Kit Parker, who leads the team, is a lieutenant colonel in the Army Reserve and has served multiple tours of duty in Afghanistan. Now, his sights are turned on protecting his fellow troops from a different venue. The Harvard bioengineer has made it his mission to improve wound dressings, design lighter bullet proof vests, and more.

The US National Science Foundation (NSF) is supporting the MRSEC in its efforts to develop the next generation of nanofibres with the main goal being to conduct transformative research and advance the state of knowledge in multiple areas of materials science, in particular soft matter science, as well as to educate the next cohort of leaders in materials science and engineering.

Parker and his team draw their inspiration from an unlikely source: the commonplace cotton candy machine. They have adapted the technology in a unique way to spin an extensive variety of polymers, both natural and synthetic, into fabrics and materials that can be used in military applications.
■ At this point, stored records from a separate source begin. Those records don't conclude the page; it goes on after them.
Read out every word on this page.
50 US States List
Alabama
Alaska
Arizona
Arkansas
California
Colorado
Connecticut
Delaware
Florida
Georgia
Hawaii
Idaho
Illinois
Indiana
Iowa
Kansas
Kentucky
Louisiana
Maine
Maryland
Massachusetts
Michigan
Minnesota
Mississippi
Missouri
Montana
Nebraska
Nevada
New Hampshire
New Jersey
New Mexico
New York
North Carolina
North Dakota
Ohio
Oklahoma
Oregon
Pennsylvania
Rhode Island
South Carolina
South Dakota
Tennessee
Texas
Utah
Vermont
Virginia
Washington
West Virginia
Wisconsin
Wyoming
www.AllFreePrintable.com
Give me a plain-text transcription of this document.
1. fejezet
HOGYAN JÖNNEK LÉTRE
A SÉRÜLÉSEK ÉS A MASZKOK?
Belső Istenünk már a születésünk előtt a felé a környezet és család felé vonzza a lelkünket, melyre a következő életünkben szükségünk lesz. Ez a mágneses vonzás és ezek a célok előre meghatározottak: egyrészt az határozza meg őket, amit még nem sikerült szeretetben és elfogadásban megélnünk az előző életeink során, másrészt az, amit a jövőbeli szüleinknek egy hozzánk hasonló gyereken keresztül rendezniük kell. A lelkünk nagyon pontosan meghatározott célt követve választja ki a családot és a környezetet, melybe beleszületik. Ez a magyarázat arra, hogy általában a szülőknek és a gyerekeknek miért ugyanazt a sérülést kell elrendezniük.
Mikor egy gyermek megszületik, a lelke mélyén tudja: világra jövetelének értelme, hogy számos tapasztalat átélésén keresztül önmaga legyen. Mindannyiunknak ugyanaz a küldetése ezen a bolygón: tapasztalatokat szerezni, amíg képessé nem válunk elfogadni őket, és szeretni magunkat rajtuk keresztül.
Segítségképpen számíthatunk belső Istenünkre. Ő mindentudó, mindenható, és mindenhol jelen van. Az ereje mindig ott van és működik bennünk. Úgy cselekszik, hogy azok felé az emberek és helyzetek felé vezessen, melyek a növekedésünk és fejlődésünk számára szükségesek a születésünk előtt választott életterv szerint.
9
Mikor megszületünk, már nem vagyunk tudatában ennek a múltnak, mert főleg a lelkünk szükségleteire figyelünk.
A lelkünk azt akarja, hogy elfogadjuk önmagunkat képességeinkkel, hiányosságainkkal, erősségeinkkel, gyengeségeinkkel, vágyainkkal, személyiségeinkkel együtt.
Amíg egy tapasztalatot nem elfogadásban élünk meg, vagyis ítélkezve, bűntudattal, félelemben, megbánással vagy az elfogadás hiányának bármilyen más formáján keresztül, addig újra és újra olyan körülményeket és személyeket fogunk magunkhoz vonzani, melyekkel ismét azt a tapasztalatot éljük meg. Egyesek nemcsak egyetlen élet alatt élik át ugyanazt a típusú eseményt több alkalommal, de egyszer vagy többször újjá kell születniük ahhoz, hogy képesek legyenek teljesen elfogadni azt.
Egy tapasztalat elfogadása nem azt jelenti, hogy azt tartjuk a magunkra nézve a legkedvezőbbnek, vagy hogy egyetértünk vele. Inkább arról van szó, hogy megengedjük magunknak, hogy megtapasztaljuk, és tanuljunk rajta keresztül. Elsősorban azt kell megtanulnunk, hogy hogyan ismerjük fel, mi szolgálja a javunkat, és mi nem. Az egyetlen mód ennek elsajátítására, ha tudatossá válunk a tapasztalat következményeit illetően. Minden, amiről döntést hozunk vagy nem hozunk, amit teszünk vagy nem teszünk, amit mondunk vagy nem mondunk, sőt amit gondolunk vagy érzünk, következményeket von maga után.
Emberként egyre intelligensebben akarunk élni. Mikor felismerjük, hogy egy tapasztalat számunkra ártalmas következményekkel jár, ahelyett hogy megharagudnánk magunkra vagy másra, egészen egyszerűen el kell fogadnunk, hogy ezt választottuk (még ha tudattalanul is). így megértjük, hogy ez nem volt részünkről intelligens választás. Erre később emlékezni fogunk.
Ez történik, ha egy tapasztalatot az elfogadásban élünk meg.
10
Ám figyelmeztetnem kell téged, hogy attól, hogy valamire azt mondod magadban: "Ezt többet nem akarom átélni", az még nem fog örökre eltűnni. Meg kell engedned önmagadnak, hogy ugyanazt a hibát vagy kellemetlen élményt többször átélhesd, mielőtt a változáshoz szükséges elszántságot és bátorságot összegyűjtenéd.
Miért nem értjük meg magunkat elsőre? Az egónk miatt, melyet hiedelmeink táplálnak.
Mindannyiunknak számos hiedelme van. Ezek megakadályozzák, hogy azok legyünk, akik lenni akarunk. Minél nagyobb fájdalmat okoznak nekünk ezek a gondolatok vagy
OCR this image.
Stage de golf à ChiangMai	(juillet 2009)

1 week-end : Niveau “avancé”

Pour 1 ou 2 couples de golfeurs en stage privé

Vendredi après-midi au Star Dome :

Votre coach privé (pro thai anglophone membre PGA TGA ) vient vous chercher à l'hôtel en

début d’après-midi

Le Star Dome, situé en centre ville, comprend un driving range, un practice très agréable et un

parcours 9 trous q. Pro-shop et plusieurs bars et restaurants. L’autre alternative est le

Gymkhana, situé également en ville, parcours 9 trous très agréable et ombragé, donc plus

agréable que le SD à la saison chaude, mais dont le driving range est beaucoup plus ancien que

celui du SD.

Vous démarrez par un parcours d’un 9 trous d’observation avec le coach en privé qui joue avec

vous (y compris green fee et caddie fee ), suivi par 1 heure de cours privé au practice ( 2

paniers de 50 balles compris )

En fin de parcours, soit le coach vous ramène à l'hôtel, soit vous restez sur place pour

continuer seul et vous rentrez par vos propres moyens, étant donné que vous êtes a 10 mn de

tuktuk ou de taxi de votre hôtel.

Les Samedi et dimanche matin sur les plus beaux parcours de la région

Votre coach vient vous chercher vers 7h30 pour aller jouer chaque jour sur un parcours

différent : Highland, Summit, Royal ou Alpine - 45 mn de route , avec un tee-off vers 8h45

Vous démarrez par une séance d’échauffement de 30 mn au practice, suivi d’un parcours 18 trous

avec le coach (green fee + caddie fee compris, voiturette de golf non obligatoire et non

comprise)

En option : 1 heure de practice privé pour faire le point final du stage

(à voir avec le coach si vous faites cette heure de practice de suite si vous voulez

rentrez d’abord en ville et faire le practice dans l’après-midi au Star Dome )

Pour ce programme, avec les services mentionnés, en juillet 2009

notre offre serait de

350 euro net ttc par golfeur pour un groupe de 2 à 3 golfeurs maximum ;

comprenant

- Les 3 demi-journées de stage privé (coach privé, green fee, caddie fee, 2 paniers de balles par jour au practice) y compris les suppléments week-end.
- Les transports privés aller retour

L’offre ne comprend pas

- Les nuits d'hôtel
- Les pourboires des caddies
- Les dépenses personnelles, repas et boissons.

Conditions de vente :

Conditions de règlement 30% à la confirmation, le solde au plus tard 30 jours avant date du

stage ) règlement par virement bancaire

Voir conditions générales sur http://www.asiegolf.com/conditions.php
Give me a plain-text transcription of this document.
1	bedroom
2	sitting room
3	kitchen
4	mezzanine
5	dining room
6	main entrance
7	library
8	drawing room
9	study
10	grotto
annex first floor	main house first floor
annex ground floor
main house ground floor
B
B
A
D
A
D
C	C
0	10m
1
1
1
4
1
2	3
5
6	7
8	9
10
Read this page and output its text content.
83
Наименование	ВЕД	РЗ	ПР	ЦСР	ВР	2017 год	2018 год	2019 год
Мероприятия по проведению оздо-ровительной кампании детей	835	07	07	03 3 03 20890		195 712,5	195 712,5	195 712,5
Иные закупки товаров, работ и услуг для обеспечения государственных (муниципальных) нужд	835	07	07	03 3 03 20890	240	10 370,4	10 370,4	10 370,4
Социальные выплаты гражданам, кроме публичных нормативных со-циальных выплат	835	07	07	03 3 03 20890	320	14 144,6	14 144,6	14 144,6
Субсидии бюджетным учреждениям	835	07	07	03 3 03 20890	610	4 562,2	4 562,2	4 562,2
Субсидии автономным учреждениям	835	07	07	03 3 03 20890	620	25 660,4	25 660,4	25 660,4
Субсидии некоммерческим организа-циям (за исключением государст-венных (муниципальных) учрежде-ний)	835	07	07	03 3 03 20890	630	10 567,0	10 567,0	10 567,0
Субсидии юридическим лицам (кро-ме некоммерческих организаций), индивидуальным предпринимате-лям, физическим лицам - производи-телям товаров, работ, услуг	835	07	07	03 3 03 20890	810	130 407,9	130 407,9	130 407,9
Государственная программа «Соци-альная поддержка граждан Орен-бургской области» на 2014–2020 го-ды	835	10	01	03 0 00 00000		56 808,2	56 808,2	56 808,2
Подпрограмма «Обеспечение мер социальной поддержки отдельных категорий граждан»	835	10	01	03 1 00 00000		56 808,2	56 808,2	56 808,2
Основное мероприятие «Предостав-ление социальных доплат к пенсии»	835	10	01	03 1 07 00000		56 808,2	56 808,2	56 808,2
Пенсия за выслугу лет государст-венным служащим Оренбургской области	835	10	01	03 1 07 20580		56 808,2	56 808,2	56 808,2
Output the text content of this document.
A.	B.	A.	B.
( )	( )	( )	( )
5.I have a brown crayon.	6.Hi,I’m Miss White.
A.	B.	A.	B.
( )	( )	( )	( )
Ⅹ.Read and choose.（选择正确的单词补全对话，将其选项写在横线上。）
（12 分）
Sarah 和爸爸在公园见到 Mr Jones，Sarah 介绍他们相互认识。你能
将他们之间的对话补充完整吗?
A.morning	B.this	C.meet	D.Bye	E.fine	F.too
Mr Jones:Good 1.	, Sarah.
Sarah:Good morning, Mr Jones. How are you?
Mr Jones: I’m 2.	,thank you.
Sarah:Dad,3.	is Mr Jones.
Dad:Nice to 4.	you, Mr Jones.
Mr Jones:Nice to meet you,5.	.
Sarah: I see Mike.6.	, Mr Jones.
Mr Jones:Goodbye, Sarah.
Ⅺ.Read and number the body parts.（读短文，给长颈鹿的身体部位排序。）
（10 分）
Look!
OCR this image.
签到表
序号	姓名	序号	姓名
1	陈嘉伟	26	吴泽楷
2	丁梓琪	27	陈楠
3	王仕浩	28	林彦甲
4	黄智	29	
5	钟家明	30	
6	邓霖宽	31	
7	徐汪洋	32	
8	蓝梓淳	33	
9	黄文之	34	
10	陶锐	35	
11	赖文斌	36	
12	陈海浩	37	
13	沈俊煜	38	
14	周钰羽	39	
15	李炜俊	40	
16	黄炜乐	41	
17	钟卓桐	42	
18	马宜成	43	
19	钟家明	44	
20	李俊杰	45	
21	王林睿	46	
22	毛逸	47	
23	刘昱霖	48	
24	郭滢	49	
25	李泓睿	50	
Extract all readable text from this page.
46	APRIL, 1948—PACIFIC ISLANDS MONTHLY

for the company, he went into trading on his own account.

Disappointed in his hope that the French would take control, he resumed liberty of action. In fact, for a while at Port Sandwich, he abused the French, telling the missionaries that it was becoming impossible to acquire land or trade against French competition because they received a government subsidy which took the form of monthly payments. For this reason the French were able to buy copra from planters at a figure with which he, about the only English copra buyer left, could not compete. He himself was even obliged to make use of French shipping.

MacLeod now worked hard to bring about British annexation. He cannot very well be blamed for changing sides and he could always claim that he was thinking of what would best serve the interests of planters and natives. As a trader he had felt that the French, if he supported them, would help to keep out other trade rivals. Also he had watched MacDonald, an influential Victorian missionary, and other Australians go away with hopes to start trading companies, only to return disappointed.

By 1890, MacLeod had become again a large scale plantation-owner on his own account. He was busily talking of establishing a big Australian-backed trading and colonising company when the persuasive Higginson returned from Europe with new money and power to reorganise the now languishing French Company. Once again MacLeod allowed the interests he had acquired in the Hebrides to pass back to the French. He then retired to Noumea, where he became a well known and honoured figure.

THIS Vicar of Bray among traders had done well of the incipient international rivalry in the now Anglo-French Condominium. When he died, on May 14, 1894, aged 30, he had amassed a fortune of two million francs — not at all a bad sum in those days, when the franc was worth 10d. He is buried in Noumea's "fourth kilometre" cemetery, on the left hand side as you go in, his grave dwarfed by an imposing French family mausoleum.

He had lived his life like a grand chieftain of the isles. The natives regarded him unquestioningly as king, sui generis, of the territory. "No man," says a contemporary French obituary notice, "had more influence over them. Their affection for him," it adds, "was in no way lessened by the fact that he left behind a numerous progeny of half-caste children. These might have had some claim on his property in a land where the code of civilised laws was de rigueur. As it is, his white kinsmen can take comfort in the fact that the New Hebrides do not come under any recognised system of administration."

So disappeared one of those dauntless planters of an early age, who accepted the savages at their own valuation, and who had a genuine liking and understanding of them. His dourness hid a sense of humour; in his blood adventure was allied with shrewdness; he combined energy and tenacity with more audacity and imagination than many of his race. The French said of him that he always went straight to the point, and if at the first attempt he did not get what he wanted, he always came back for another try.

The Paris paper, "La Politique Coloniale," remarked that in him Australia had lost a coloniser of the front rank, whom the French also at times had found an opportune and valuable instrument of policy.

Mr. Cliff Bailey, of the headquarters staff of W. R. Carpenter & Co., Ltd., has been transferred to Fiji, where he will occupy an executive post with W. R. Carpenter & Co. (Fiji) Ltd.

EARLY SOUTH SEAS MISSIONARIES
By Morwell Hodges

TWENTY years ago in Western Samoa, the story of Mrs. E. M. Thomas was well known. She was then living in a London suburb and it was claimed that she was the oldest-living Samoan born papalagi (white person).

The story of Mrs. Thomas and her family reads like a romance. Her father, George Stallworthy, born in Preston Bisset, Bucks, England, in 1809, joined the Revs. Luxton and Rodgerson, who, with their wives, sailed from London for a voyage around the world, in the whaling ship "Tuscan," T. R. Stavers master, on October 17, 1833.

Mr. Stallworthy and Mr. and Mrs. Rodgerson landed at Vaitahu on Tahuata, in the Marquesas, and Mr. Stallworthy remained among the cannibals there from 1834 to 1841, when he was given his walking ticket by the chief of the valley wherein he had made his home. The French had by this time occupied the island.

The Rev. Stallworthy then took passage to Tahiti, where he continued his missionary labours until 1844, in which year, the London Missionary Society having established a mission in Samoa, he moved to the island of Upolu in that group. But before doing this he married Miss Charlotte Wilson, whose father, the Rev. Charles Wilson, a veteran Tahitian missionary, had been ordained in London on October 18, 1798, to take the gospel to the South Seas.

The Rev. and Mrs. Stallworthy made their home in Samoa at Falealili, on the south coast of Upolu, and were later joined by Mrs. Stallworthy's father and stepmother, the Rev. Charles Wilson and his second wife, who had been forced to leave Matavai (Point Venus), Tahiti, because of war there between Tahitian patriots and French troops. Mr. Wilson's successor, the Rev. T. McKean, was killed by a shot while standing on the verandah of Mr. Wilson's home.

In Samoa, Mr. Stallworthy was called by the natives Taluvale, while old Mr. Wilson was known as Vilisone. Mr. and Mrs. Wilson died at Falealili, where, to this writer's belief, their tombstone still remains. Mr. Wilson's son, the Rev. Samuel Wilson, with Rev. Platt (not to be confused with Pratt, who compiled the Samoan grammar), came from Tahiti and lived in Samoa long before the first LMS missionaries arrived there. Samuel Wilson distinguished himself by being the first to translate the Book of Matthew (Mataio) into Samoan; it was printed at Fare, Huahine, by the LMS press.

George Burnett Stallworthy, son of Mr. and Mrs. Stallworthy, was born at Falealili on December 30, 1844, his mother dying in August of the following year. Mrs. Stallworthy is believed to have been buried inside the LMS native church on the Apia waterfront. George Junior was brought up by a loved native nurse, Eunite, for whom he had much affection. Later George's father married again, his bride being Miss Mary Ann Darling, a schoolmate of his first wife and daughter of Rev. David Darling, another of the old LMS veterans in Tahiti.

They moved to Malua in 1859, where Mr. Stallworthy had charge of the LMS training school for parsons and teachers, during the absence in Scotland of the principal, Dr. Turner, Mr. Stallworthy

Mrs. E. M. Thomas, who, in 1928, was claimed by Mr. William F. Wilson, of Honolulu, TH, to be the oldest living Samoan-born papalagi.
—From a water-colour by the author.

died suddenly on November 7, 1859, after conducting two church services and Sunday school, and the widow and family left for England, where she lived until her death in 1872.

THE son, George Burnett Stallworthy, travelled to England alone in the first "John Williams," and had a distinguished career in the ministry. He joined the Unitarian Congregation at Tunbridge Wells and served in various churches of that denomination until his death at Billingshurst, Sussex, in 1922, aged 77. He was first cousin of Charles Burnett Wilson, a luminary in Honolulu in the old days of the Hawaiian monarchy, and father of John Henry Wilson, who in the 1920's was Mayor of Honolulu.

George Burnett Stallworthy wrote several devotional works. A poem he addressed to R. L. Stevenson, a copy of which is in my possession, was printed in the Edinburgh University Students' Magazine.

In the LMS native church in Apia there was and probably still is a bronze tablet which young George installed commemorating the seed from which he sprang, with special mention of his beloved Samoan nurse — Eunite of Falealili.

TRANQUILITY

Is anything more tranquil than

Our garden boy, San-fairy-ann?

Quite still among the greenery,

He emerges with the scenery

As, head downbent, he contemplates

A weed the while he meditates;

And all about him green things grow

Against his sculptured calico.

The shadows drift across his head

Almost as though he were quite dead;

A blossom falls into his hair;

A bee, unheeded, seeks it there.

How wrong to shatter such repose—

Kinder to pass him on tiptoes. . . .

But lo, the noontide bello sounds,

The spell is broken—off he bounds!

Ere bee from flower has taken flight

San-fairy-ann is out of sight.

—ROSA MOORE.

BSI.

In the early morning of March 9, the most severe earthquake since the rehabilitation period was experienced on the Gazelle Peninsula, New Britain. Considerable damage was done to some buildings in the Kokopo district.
When spun, the material stretches much like molten sugar does as it begins to dry into thin, silky ribbons. Just as in cotton candy production, the nanofibers are extruded through a nozzle by a combination of hydrostatic and centrifugal pressure. The resulting pile of extruded fibers form into a bagel like shape about 10 cm in diameter.

The team also used the technology to form tissue engineering scaffolds, or artificial structures upon which tissue can form and grow. Heart tissue from rats was integrated and aligned with the nanofibers and formed beating muscle.

Parker and his team of researchers expect to further refine the process for tissue engineering applications and to look for opportunities to exploit the advance in other textile applications.